Aku mendekat dan memasang senyum memohon. Aku mencoba mengambil coklat itu, tetapi Joe malah mengangkat coklat itu tinggi-tinggi dan membuatku tidak sampai untuk mengambilnya.
"Joee mauuuuu aaahhh turuniinnn!!!" perintahku sedikit merengek. Yah biasanya cara ini bisa meluluhkannya.
"Gak mau. Kejar aku duluuuuuuuuuuuuuu!!!!!!!" katanya sambil berlari kencang meninggalkanku. Aku menyusulnya dengan berlari dengan tidak kalah cepat juga. Kami kejar-kejaran sampai akhirnya kami sampai di depan rumah Joe.

Gerbang rumah Joe terbuka lebar dan terlihat banyak orang. Ada apa itu.
"Waduh, kayaknya tadi gerbang udah aku kunci deh." ucapnya dengan kepala sedikit dimiringkan.
"Banyak orang Joe. Siapa?" tanyaku sambil menatap kearah kerumunan orang-orang di rumah Joe.
"Itu saudara-saudara aku deh kayaknya. Masuk aja yuk." ajaknya dan langsung menarik tanganku untuk masuk.
Kami berdua memasuki rumah itu dan mata kami langsung tertuju pada peti besar disudut ruang keluarga. Jangan. Jangan berpikir yang tidak-tidak.

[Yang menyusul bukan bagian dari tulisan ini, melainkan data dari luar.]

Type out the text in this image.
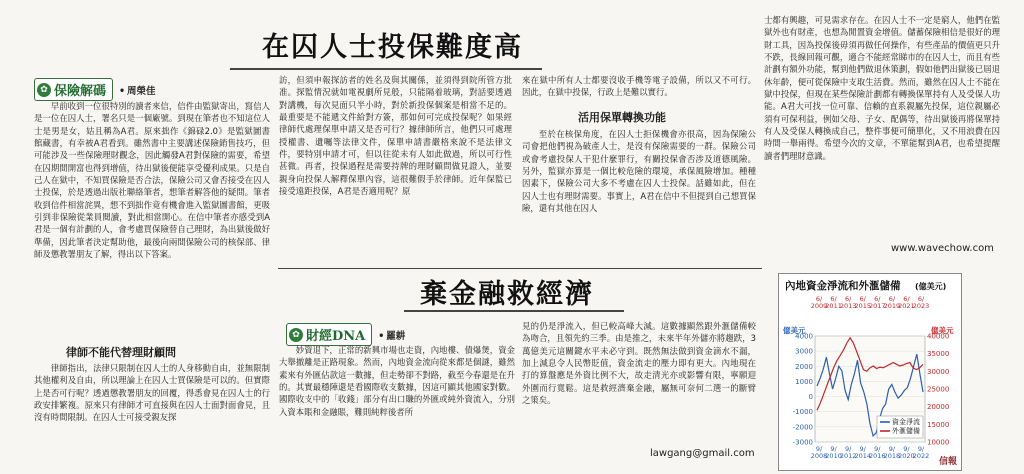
在囚人士投保難度高
✿ 保險解碼 • 周榮佳

早前收到一位很特別的讀者來信，信件由監獄寄出，寫信人是一位在囚人士，署名只是一個廠號。到現在筆者也不知這位人士是男是女，姑且稱為A君。原來拙作《錦碌2.0》是監獄圖書館藏書，有幸被A君看到。雖然書中主要講述保險銷售技巧，但可能涉及一些保險理財觀念，因此觸發A君對保險的需要，希望在囚期間開富也得到增值，待出獄後便能享受優利成果。只是自己人在獄中，不知買保險是否合法，保險公司又會否接受在囚人士投保，於是透過出版社聯絡筆者，想筆者解答他的疑問。筆者收到信件相當詫異，想不到拙作竟有機會進入監獄圖書館，更吸引到非保險從業員閱讀，對此相當開心。在信中筆者亦感受到A君是一個有計劃的人，會考慮買保險替自己理財，為出獄後做好準備，因此筆者決定幫助他，最後向兩間保險公司的核保部、律師及懲教署朋友了解，得出以下答案。

律師不能代替理財顧問

律師指出，法律只限制在囚人士的人身移動自由，並無限制其他權利及自由，所以理論上在囚人士買保險是可以的。但實際上是否可行呢？透過懲教署朋友的回覆，得悉會見在囚人士的行政安排繁複。原來只有律師才可直接與在囚人士面對面會見，且沒有時間限制。在囚人士可接受親友探

訪，但須申報探訪者的姓名及與其關係，並須得到院所管方批准。探監情況就如電視劇所見般，只能隔着玻璃，對話要透過對講機，每次見面只半小時，對於新投保個案是相當不足的。最重要是不能遞文件給對方簽，那如何可完成投保呢？如果經律師代處理保單申請又是否可行？據律師所言，他們只可處理授權書、遺囑等法律文件，保單申請書嚴格來說不是法律文件，要特別申請才可，但以往從未有人如此做過，所以可行性甚微。再者，投保過程是需要持牌的理財顧問做見證人，並要親身向投保人解釋保單內容，這很難假手於律師。近年保監已接受遠距投保，A君是否適用呢？原

來在獄中所有人士都要沒收手機等電子設備，所以又不可行。因此，在獄中投保，行政上是難以實行。

活用保單轉換功能

至於在核保角度，在囚人士拒保機會亦很高，因為保險公司會把他們視為破產人士，是沒有保險需要的一群。保險公司或會考慮投保人干犯什麼罪行，有關投保會否涉及道德風險。另外，監獄亦算是一個比較危險的環境，承保風險增加。種種因素下，保險公司大多不考慮在囚人士投保。話雖如此，但在囚人士也有理財需要。事實上，A君在信中不但提到自己想買保險，還有其他在囚人

士都有興趣，可見需求存在。在囚人士不一定是窮人，他們在監獄外也有財產，也想為閒置資金增值。儲蓄保險相信是很好的理財工具，因為投保後毋須再做任何操作，有些產品的價值更只升不跌，長線回報可觀，適合不能經常睇市的在囚人士，而且有些計劃有額外功能，幫到他們做退休策劃，假如他們出獄後已屆退休年齡，便可從保險中支取生活費。然而，雖然在囚人士不能在獄中投保，但現在某些保險計劃都有轉換保單持有人及受保人功能。A君大可找一位可靠、信賴的直系親屬先投保，這位親屬必須有可保利益，例如父母、子女、配偶等，待出獄後再將保單持有人及受保人轉換成自己，整件事便可簡單化，又不用浪費在囚時間一舉兩得。希望今次的文章，不單能幫到A君，也希望提醒讀者們理財意識。

www.wavechow.com
棄金融救經濟
✿ 財經DNA • 羅耕

妙資退下，正常的新興市場也走資，內地樓、債爆煲，資金大舉撤離是正路現象。然而，內地資金流向從來都是個謎，雖然素來有外匯佔款這一數據，但走勢卻不對路，截至今春還是在升的。其實最穩陣還是看國際收支數據，因這可顯其他國家對數。國際收支中的「收錢」部分有出口賺的外匯或純外資流入，分別入資本賬和金融賬，難則純粹後者所

見的仍是淨流入，但已較高峰大減。這數據顯然跟外滙儲備較為吻合，且領先約三季。由是推之，未來半年外儲亦將趨跌，3萬億美元這關鍵水平未必守到。既然無法做到資金滴水不漏，加上減息令人民幣貶值，資金流走的壓力即有更大。內地現在打的算盤應是外資比例不大，故走清光亦或影響有限，寧願迎外圍而行寬鬆。這是救經濟棄金融，屬無可奈何二選一的斷臂之策矣。

lawgang@gmail.com
內地資金淨流和外滙儲備 (億美元)
億美元	億美元
4000
3000
2000
1000
0
-1000
-2000
-3000
40000
35000
30000
25000
20000
15000
10000
6/ 2009
6/ 2011
6/ 2013
6/ 2015
6/ 2017
6/ 2019
6/ 2021
6/ 2023
9/ 2008
9/ 2010
9/ 2012
9/ 2014
9/ 2016
9/ 2018
9/ 2020
9/ 2022
資金淨流
外滙儲備
信報
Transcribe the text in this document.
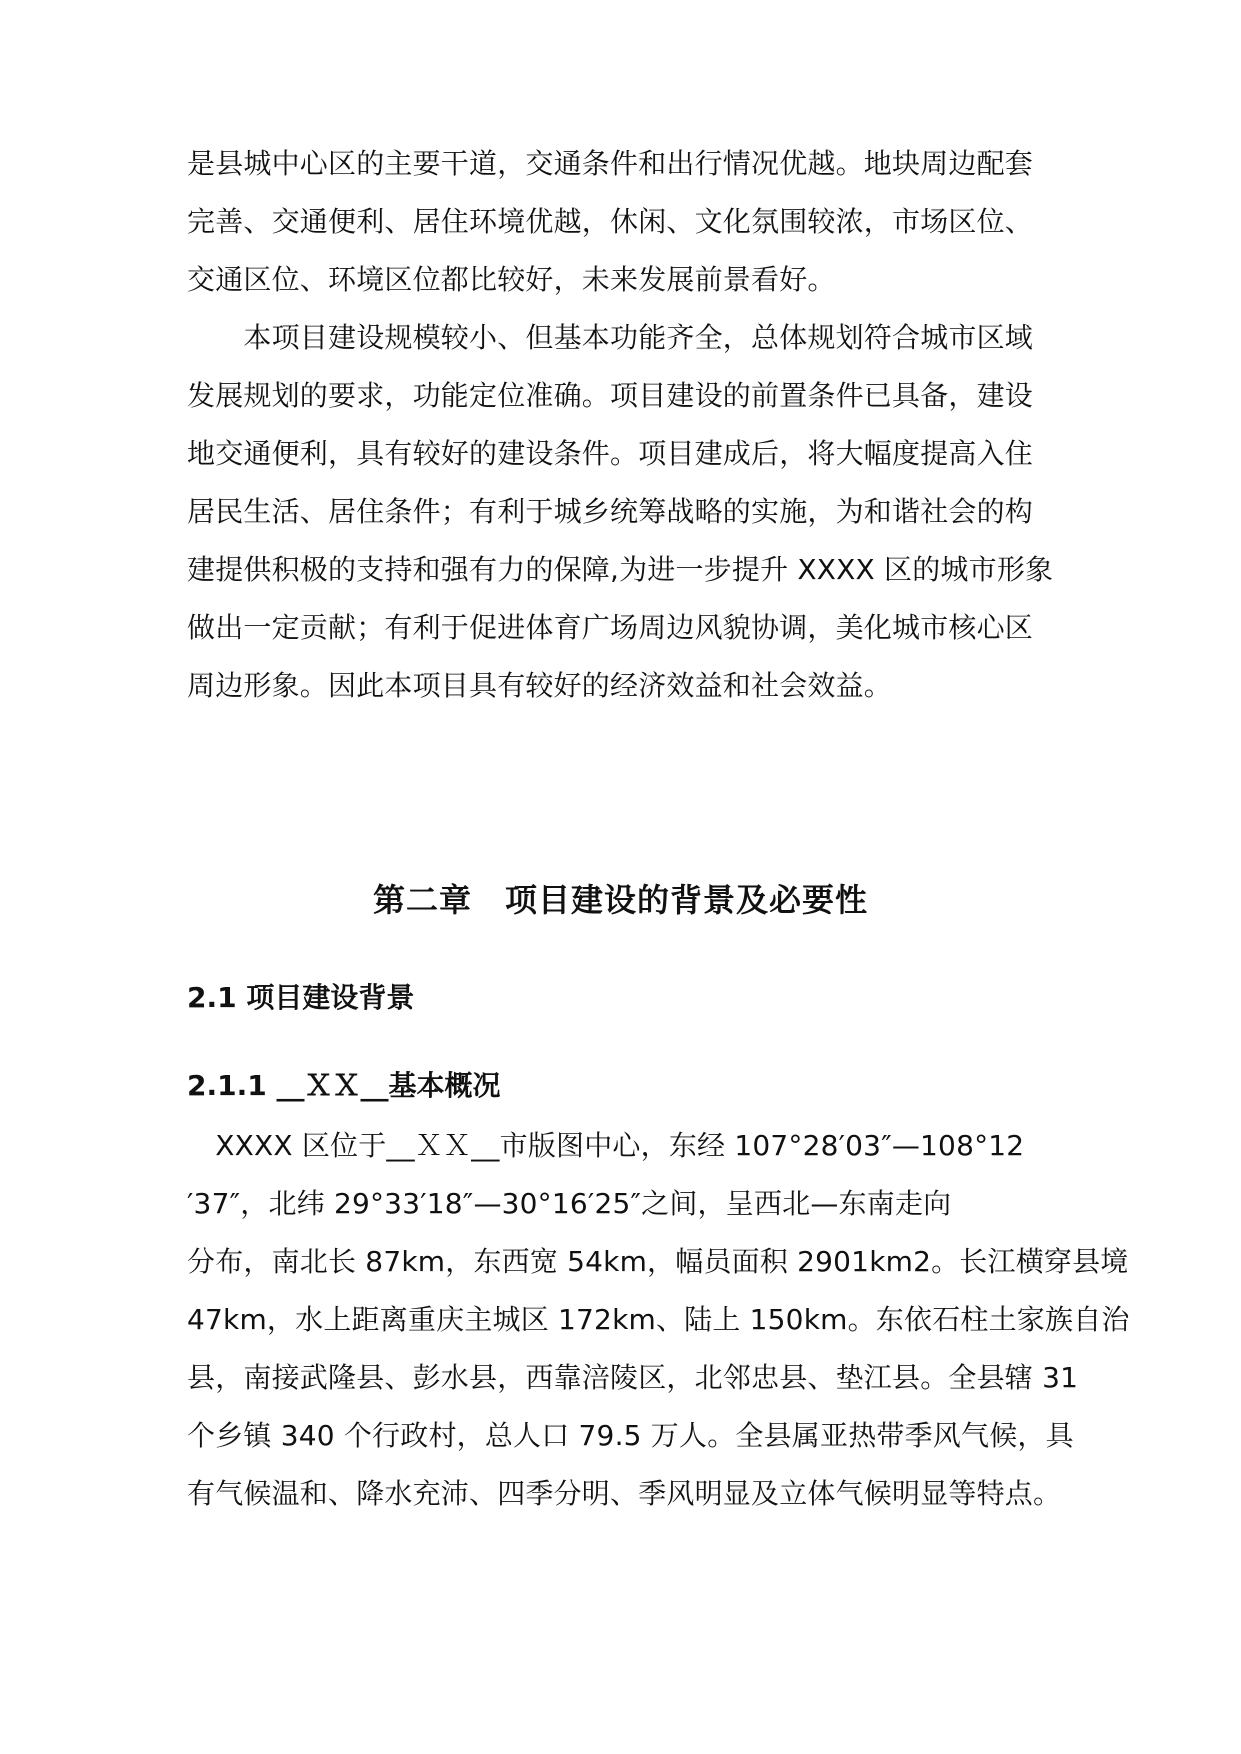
是县城中心区的主要干道，交通条件和出行情况优越。地块周边配套
完善、交通便利、居住环境优越，休闲、文化氛围较浓，市场区位、
交通区位、环境区位都比较好，未来发展前景看好。
　　本项目建设规模较小、但基本功能齐全，总体规划符合城市区域
发展规划的要求，功能定位准确。项目建设的前置条件已具备，建设
地交通便利，具有较好的建设条件。项目建成后，将大幅度提高入住
居民生活、居住条件；有利于城乡统筹战略的实施，为和谐社会的构
建提供积极的支持和强有力的保障,为进一步提升 XXXX 区的城市形象
做出一定贡献；有利于促进体育广场周边风貌协调，美化城市核心区
周边形象。因此本项目具有较好的经济效益和社会效益。
第二章　项目建设的背景及必要性
2.1 项目建设背景
2.1.1 __ＸＸ__基本概况
　XXXX 区位于__ＸＸ__市版图中心，东经 107°28′03″—108°12
′37″，北纬 29°33′18″—30°16′25″之间，呈西北—东南走向
分布，南北长 87km，东西宽 54km，幅员面积 2901km2。长江横穿县境
47km，水上距离重庆主城区 172km、陆上 150km。东依石柱土家族自治
县，南接武隆县、彭水县，西靠涪陵区，北邻忠县、垫江县。全县辖 31
个乡镇 340 个行政村，总人口 79.5 万人。全县属亚热带季风气候，具
有气候温和、降水充沛、四季分明、季风明显及立体气候明显等特点。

Tak lama, seorang wanita paruh banya menghampiri kami berdua. Itu ibunya Billy dan Joe. Tiba-tiba beliau memeluk Joe dan mulai menangis.
"Ma? Mama kenapa ma?" tanya Joe sambil mengelus lembut punggung ibunya. Tangisan beliau semakin menjadi-jadi setelah Joe bertanya seperti itu. Tak lama seseorang menghampiri kami, itu Aldo.
"Lala...." ucapnya lirih sambil merangkulku. Tak lama rangkulannya berubah menjadi sebuah pelukan. Apa maksud semua ini? Aku masih tidak mengerti.
"Apa? Kenapa?" tanyaku polos. Aku berusaha tidak berpikir yang aneh-aneh.
"Billy...... dia......" ucapannya terpotong. Aldo menangis. Baru kali ini aku melihat Aldo menangis.
"Kenapa? Dia di Inggris kan? Hahahaha kenapa kangen sampai-sampai kakak nangis begitu? Cengeng, aku aja gak nangis yeee...." ucapku riang, tapi aku merasakan sesuatu yang mulai sakit di dalam dadaku.
"Ikut aku...." ucapnya sambil menarik tanganku mendekati peti yang ada di sudut ruang keluarga itu.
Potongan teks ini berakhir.